2.26.2010

After the Show

Alone after the show. Its nice staring into a beautiful face making beautiful noises with beautiful expressions and a crowd that cares less than you. You know why you're there, you're special, you have a reason. Those moments are magical, and you know it.
But you're still alone after the show.
You say things, and you think people will care. You think someone listens and cherishes and maybe once thinks that you are art. But who will? Maybe someone does, but they are no one. They aren't what you thought they were, their meaning to you lost in the rest of you. Am I the only person that thinks that no one is never enough for them, most especially myself?
Its hard to believe in things that fade and die. Love is a blossom, young and beautiful, with the depth of color that is more than you can say. But it always, always, dies in winter. And then another blossom, sometime. Do I have to have a new blossom every spring? Can't I keep one, just once? No. Because that's not the way it works.

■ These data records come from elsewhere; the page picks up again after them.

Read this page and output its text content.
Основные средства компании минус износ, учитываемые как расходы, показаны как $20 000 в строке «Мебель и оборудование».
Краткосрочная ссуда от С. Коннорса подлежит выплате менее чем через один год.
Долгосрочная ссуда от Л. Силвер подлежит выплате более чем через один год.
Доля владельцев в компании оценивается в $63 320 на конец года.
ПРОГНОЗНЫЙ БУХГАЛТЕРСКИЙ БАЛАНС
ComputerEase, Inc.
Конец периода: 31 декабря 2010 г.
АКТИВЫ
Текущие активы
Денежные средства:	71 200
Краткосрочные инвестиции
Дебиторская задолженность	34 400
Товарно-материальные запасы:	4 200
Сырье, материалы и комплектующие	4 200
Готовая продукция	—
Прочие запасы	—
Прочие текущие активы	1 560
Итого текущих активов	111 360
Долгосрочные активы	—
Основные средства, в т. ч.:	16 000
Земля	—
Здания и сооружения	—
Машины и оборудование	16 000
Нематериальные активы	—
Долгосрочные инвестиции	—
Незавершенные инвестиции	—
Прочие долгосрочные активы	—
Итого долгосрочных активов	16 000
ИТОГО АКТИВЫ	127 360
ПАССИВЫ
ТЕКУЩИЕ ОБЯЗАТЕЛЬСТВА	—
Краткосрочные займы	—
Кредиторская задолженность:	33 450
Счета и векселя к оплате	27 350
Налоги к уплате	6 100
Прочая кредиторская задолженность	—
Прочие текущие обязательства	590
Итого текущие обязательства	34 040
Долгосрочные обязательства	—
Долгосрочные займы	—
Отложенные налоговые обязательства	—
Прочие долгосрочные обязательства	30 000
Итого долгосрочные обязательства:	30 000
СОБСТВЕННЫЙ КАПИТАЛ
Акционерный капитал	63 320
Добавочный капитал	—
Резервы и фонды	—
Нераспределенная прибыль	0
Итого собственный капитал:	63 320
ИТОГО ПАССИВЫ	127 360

Music. That's a love I can have any way I want. Music is totally renewable, it never runs out on you. It never stops giving or being. If you don't like it, you find different music. You have one magical night together, and never meet again. Or you can dedicate yourself to it every day for your whole life, and it will change you and change for you and be the perfect relationship you never had.
Unfortunately, though. It will never be your companion. You're still alone after the show.